O pesquisador principal, Professor Gianluca Gregori (Departamento de Física, Universidade de Oxford) disse: “Nosso estudo demonstra como experimentos de laboratório podem ajudar a fechar a lacuna entre a teoria e a observação, aprimorando nossa compreensão de objetos astrofísicos a partir de telescópios em satélites e solo. Também ressalta a importância da colaboração entre instalações experimentais ao redor do mundo, especialmente em explorar novos caminhos para acessar regimes físicos cada vez mais extremos.”
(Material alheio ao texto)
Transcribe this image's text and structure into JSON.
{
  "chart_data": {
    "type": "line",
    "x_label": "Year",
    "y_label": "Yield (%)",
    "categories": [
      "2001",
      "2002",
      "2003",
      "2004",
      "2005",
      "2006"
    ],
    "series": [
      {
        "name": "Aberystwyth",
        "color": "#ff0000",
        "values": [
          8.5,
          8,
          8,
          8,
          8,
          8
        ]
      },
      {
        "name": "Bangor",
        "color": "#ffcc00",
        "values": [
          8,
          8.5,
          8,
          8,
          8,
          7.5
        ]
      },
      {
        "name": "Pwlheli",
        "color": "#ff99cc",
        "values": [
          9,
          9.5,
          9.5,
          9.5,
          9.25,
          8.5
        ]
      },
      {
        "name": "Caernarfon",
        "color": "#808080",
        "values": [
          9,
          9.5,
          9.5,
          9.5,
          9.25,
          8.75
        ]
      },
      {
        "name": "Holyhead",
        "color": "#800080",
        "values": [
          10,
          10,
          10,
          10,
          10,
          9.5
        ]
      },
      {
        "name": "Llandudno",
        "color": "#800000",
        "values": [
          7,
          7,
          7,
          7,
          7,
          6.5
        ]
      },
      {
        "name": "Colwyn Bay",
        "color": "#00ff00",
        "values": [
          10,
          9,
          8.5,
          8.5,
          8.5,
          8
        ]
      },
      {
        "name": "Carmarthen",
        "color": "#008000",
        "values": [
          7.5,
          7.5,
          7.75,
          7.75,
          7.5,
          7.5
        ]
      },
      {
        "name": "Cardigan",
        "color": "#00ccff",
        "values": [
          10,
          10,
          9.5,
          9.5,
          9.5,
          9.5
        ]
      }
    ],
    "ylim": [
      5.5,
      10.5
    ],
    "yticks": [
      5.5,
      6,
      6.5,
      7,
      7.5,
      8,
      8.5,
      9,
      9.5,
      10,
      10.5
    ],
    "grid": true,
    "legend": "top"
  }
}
O Universo Primordial e a Origem do Magnetismo
Os resultados levantam novas questões sobre como tal campo magnético poderia ter se formado. Acredita-se que o Universo primitivo era altamente uniforme, portanto, a existência de campos magnéticos daquela era é difícil de explicar. Os pesquisadores sugerem que a resposta pode envolver física além do Modelo Padrão. Futuras observatórias, como o Observatório da Rede de Telescópios Cherenkov (CTAO), devem fornecer dados mais precisos para explorar essas teorias.
O co-investigador Professor Bob Bingham (Centro de Instalações de Laser STFC e Universidade de Strathclyde) afirmou: “Esses experimentos demonstram como a astrofísica de laboratório pode testar teorias do Universo de alta energia. Ao reproduzir condições de plasma relativístico em laboratório, podemos medir processos que moldam a evolução de jatos cósmicos e entender melhor a origem dos campos magnéticos no espaço intergaláctico.”
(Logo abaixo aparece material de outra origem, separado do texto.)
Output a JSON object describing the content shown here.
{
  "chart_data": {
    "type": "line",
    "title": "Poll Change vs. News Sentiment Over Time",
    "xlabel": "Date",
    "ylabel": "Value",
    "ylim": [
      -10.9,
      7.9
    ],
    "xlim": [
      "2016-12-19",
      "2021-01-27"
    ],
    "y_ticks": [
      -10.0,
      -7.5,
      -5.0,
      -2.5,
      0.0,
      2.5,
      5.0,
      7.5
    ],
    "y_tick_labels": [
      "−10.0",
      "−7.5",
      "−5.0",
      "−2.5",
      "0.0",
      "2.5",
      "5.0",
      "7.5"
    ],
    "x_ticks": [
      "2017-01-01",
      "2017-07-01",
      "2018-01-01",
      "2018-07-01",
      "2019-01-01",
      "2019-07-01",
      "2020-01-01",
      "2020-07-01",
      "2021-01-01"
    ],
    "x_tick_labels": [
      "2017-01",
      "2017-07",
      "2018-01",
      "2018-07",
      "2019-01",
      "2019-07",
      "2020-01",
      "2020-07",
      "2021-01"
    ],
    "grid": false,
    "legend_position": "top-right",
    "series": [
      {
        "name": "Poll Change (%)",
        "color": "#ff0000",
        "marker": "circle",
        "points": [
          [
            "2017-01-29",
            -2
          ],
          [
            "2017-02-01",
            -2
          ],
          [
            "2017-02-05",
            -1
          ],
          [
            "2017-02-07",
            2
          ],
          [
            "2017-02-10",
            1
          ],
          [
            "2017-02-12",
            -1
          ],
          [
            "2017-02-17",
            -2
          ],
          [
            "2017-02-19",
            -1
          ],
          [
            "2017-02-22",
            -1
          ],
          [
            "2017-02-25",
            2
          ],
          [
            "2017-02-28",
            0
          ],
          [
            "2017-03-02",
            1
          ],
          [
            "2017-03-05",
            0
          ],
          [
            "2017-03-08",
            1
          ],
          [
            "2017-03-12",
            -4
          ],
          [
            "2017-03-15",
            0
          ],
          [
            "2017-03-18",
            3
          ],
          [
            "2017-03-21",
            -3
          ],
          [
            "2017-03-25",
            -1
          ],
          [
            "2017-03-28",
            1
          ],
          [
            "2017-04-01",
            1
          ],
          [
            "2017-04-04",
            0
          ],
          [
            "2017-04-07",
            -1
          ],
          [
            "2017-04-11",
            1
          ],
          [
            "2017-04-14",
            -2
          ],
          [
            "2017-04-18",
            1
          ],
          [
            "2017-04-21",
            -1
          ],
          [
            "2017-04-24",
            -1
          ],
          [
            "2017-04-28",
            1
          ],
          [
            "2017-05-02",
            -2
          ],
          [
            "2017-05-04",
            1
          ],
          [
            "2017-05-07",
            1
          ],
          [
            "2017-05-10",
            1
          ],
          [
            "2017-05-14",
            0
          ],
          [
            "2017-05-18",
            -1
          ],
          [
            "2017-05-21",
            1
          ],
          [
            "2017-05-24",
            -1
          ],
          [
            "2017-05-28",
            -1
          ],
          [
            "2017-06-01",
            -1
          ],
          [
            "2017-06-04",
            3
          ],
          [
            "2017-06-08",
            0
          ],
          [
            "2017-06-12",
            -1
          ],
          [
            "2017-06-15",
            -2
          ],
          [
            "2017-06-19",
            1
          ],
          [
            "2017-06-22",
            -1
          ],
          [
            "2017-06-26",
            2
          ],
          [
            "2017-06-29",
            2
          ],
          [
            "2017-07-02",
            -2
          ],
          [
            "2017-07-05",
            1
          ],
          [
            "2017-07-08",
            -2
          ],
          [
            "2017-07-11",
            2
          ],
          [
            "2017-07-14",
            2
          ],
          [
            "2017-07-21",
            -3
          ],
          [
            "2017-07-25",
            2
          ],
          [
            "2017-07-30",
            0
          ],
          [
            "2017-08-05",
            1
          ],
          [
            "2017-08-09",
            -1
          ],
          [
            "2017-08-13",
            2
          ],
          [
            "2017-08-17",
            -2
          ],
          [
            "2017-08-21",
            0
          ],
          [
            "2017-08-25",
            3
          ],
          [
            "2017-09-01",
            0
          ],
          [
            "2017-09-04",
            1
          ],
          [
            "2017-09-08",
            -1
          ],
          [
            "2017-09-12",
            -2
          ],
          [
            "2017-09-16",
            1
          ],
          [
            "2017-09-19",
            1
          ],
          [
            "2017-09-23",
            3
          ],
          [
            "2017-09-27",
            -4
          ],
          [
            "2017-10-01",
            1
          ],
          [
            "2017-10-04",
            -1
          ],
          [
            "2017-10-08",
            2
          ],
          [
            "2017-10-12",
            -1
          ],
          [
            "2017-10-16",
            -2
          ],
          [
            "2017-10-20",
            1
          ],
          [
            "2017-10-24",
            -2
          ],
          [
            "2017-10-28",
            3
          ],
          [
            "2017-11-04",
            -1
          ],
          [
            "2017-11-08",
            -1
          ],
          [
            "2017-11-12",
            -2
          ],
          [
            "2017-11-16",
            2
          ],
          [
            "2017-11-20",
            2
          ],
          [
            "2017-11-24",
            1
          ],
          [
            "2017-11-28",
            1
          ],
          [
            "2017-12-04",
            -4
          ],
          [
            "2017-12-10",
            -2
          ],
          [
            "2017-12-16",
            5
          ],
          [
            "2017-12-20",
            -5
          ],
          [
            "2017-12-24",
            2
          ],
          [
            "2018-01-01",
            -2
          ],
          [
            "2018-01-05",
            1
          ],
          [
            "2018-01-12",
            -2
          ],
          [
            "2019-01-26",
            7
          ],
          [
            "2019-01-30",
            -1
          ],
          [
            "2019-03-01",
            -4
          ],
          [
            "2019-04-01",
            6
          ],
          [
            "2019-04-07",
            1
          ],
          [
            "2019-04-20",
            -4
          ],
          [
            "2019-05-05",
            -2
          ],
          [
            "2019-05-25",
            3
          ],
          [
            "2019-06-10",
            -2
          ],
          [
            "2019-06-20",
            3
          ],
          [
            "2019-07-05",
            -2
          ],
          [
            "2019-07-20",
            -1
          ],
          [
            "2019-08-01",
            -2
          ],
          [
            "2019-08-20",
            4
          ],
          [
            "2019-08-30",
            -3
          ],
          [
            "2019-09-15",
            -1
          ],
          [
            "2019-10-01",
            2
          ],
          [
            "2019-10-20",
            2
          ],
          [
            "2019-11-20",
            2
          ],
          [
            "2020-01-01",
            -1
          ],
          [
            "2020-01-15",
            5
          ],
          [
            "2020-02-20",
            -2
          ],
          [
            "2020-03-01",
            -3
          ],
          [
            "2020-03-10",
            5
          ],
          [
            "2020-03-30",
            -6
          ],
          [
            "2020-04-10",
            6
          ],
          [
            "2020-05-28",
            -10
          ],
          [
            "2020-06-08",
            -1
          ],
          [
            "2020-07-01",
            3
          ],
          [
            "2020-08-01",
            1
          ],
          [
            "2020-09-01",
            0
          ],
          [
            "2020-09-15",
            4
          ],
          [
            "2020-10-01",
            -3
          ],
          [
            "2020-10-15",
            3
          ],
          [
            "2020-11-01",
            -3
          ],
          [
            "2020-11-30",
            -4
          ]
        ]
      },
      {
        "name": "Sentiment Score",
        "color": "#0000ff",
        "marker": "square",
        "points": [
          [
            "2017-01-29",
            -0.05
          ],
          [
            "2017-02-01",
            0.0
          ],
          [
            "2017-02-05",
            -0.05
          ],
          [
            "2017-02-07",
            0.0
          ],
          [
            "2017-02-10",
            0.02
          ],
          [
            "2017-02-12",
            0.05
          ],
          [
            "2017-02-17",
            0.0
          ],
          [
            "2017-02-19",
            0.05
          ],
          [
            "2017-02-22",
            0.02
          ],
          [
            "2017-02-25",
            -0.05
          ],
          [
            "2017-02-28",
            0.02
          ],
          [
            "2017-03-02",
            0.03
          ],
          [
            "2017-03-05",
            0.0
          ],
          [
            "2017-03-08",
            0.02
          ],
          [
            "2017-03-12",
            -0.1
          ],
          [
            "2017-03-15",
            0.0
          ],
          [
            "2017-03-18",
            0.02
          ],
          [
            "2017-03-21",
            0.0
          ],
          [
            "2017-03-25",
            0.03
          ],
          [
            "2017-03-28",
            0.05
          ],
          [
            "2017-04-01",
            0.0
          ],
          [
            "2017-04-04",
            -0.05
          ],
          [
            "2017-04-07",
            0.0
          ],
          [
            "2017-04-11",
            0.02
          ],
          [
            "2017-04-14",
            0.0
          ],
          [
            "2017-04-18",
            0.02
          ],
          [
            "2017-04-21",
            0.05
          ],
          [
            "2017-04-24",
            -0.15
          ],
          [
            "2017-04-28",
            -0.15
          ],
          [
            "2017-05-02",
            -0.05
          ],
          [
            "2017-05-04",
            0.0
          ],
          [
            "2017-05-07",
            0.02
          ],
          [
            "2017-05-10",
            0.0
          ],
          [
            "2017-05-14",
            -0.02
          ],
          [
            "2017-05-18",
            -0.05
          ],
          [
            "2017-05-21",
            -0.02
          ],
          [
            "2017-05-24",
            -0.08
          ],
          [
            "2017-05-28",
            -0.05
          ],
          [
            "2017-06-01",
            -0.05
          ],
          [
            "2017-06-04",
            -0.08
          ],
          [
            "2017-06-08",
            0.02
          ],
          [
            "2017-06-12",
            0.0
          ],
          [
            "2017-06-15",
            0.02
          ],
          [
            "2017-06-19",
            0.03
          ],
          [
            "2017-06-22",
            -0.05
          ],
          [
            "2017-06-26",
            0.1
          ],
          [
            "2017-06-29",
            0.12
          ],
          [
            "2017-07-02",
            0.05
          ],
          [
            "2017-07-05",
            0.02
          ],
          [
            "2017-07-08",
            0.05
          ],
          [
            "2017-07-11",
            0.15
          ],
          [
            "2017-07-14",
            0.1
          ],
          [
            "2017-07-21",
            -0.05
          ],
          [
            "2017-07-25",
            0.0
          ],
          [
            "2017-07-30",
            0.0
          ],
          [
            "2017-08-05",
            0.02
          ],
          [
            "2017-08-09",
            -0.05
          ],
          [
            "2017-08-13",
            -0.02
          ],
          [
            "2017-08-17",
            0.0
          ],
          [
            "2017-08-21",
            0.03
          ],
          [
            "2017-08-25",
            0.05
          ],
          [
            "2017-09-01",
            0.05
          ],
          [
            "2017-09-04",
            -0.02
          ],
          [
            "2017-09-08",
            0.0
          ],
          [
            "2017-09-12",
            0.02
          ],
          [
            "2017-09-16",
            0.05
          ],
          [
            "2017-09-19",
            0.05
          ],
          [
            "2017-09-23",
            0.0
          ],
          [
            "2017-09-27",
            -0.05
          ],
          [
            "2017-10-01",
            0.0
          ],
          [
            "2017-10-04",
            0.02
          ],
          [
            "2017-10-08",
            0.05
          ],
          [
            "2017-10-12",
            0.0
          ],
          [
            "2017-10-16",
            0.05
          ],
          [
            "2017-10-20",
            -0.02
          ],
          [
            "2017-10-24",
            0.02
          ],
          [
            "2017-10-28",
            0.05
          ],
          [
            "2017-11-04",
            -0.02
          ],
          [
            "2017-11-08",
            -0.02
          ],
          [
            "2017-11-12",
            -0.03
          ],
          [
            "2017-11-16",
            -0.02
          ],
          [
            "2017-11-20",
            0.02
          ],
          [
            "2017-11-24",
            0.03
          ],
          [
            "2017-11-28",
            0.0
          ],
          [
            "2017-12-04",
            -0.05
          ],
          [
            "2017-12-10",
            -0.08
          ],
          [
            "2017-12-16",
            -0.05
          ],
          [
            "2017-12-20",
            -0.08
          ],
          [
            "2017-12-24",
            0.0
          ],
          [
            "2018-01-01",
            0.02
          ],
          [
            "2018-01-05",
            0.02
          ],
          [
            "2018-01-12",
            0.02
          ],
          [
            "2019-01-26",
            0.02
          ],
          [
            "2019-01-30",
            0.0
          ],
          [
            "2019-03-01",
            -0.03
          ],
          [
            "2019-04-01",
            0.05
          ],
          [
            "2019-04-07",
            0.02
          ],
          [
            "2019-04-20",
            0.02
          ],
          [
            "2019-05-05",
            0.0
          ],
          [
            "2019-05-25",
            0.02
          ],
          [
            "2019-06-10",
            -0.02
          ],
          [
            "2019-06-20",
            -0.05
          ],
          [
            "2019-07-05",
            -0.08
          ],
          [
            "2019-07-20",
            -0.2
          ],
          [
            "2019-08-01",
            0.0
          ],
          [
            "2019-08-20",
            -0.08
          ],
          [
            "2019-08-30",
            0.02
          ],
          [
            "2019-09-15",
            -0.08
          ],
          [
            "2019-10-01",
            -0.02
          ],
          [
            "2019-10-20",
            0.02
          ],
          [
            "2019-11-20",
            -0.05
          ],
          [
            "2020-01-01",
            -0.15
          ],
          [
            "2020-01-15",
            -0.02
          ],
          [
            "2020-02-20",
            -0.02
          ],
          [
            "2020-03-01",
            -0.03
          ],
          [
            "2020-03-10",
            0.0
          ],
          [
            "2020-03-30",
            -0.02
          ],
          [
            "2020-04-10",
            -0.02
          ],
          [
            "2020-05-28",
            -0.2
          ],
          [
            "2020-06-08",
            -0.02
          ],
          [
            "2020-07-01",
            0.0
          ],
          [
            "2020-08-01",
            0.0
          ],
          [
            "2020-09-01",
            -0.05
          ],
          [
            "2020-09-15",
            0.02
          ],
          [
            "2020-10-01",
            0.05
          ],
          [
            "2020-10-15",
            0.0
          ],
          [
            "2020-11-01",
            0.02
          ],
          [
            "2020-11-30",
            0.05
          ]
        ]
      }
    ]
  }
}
O co-investigador Professor Subir Sarkar (Departamento de Física, Universidade de Oxford) acrescentou: “Foi muito divertido fazer parte de um experimento inovador como este, que adiciona uma nova dimensão à pesquisa de ponta feita no CERN — esperamos que nosso resultado impressionante desperte o interesse da comunidade de plasma (astro)física para as possibilidades de sondar questões cósmicas fundamentais em um laboratório de física de alta energia terrestre.”
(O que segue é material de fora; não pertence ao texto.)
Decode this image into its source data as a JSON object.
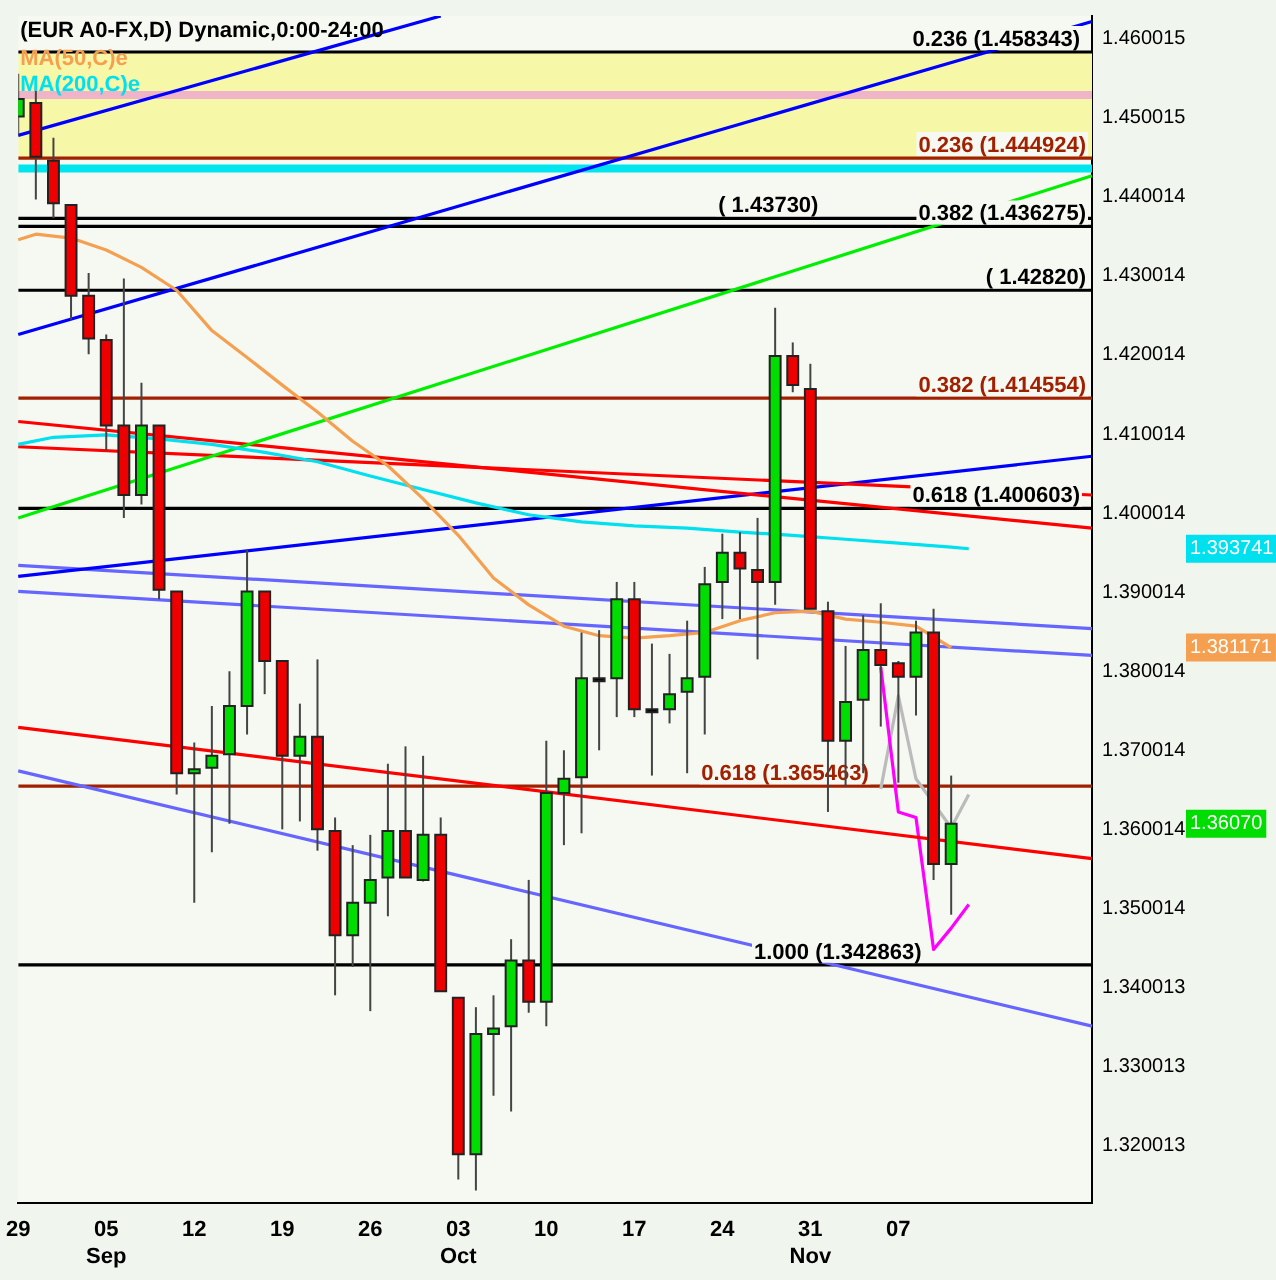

O projeto reuniu cientistas da Universidade de Oxford, do Centro de Instalações de Laser da STFC (RAL), CERN, do Laboratório de Energias a Laser da Universidade de Rochester, AWE Aldermaston, do Laboratório Nacional de Lawrence Livermore, do Instituto Max Planck de Física Nuclear, da Universidade da Islândia e do Instituto Superior Técnico em Lisboa.